Birgit Weyhe Schweigen
- avant Verlag
- Berlin 2025
- ISBN 978-3-964-45141-5
- 368 Seiten
- Verlagskontakt
Für diesen Titel bieten wir eine Übersetzungsförderung ins Polnische (2025 - 2027) an.
Gegen das Vergessen
Birgit Weyhes neue Graphic Novel „Schweigen“ kann man auch als Sachcomic bezeichnen, denn die hierin erzählten Geschichten sind allesamt wahr und durch zahlreiche Dokumente verbürgt. Sie spannt in ihrem bisher umfangreichsten Werk einen Bogen von der Zeit des Nationalsozialismus in Deutschland bis zur Militärjunta in Argentinien.
Die 1969 in München geborene und in Ostafrika aufgewachsene Illustratorin und Comiczeichnerin Birgit Weyhe studierte in Hamburg Illustration bei der renommierten Künstlerin Anke Feuchtenberger, nachdem sie bereits einen Abschluss in Literaturwissenschaften und Geschichte gemacht hatte. Seit fast 20 Jahren zeichnet sie mittlerweile Graphic Novels, die sich durchweg Themen von gesellschaftlicher und zumeist auch historischer Relevanz widmen. Während sie 2013 für „Im Himmel ist Jahrmarkt“ die eigene Familiengeschichte aufarbeitete, widmet sie sich in ihren folgenden Büchern immer wieder Biografien, die auf unterschiedliche Weise mit Deutschland und oft auch mit Afrika zu tun haben. „Madgermanes“ handelte vom Schicksal mosambikanischer Vertragsarbeiter in der DDR und wurde 2016 mit dem „Max und Moritz-Preis“, dem wichtigsten deutschen Comicpreis, als „bester deutschsprachiger Comic“ ausgezeichnet.
Für die Reihe „Lebenslinien“ der Berliner Tageszeitung „Der Tagesspiegel“ schuf sie eine Vielzahl kurzer Biografien ganz unterschiedlicher Menschen in Comicstripform.

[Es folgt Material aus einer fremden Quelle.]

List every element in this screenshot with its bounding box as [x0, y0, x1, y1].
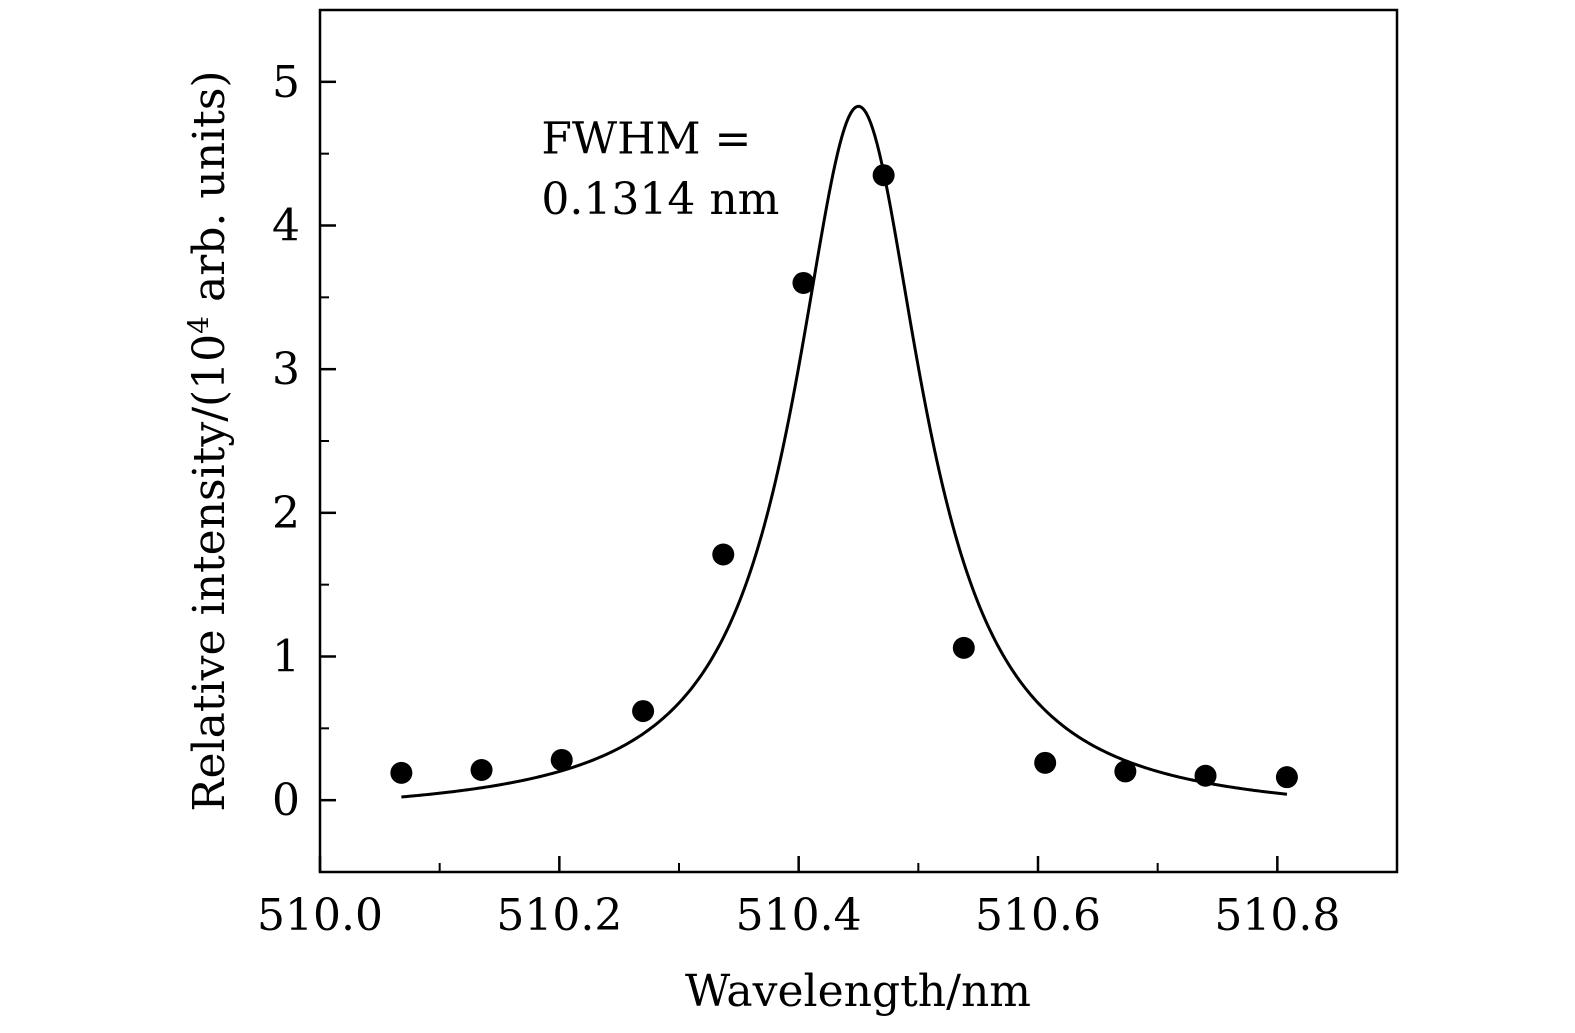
x-tick-label-1: 510.2: [496, 890, 622, 941]
ticks-layer: [318, 80, 1279, 872]
data-point-11: [1275, 766, 1298, 789]
data-point-3: [632, 700, 655, 723]
plot-frame: [318, 8, 1399, 874]
y-tick-label-0: 0: [272, 775, 300, 826]
data-point-2: [550, 748, 573, 771]
data-point-6: [872, 164, 895, 187]
y-axis-label-main: Relative intensity/(10: [184, 334, 235, 812]
y-axis-label-tail: arb. units): [184, 70, 235, 316]
y-tick-label-1: 1: [272, 632, 300, 683]
y-tick-label-2: 2: [272, 488, 300, 539]
y-axis-label: Relative intensity/(104 arb. units): [182, 70, 235, 811]
x-axis-label: Wavelength/nm: [685, 966, 1031, 1017]
y-tick-label-4: 4: [272, 201, 300, 252]
fit-curve: [401, 104, 1288, 799]
data-point-4: [712, 543, 735, 566]
data-point-5: [792, 271, 815, 294]
x-tick-label-0: 510.0: [257, 890, 383, 941]
data-point-1: [470, 758, 493, 781]
annotation-fwhm-value: 0.1314 nm: [541, 174, 779, 225]
data-point-8: [1034, 751, 1057, 774]
tick-labels-layer: 510.0 510.2 510.4 510.6 510.8 0 1 2 3 4 5: [257, 57, 1340, 941]
y-tick-label-5: 5: [272, 57, 300, 108]
data-point-10: [1194, 764, 1217, 787]
points-layer: [390, 164, 1298, 789]
x-tick-label-2: 510.4: [736, 890, 862, 941]
y-tick-label-3: 3: [272, 344, 300, 395]
data-point-0: [390, 761, 413, 784]
x-tick-label-3: 510.6: [975, 890, 1101, 941]
annotation-fwhm-label: FWHM =: [541, 114, 751, 165]
y-axis-label-exponent: 4: [182, 316, 215, 334]
x-tick-label-4: 510.8: [1214, 890, 1340, 941]
data-point-7: [952, 636, 975, 659]
data-point-9: [1114, 760, 1137, 783]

Zuletzt arbeitete sie mit der Graphic Novel „Rude Girl“ eines dieser Porträts zu einer langen Comic-Biografie über die afroamerikanische Germanistin Priscilla Layne aus. Mit diesem Buch war sie für den Preis der Leipziger Buchmesse nominiert und erhielt den Hamburger Literaturpreis. 2022 wurde Birgit Weyhe mit dem Max und Moritz-Preis als „beste deutschsprachige Comickünstlerin“ ausgezeichnet.

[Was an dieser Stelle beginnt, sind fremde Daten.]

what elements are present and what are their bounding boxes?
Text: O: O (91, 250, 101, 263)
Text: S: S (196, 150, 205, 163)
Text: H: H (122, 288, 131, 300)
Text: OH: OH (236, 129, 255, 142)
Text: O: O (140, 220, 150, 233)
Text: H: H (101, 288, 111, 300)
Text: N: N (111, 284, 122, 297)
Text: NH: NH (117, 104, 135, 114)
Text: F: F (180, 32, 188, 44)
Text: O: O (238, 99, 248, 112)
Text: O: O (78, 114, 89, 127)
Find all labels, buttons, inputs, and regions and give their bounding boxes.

Ihr neuestes Werk „Schweigen“ vereint viele Themen, die die heute in Hamburg lebende Künstlerin bereits in früheren Werken behandelt hat: Die kritische Aufarbeitung der deutschen Vergangenheit, die Beschäftigung mit den Themen Schuld und Holocaust, die oft unterschätzte Rolle von Frauen im Schatten der Geschichte. Diesmal verknüpft sie deutsch-jüdische Schicksale während des Nationalsozialismus mit denen von Opfern der argentinischen Militärdiktatur. Das gelingt ihr fulminant, indem sie die Biografien von Ellen Marx und ihrer Tochter Nora mit der von Elisabeth Käsemann parallel erzählt.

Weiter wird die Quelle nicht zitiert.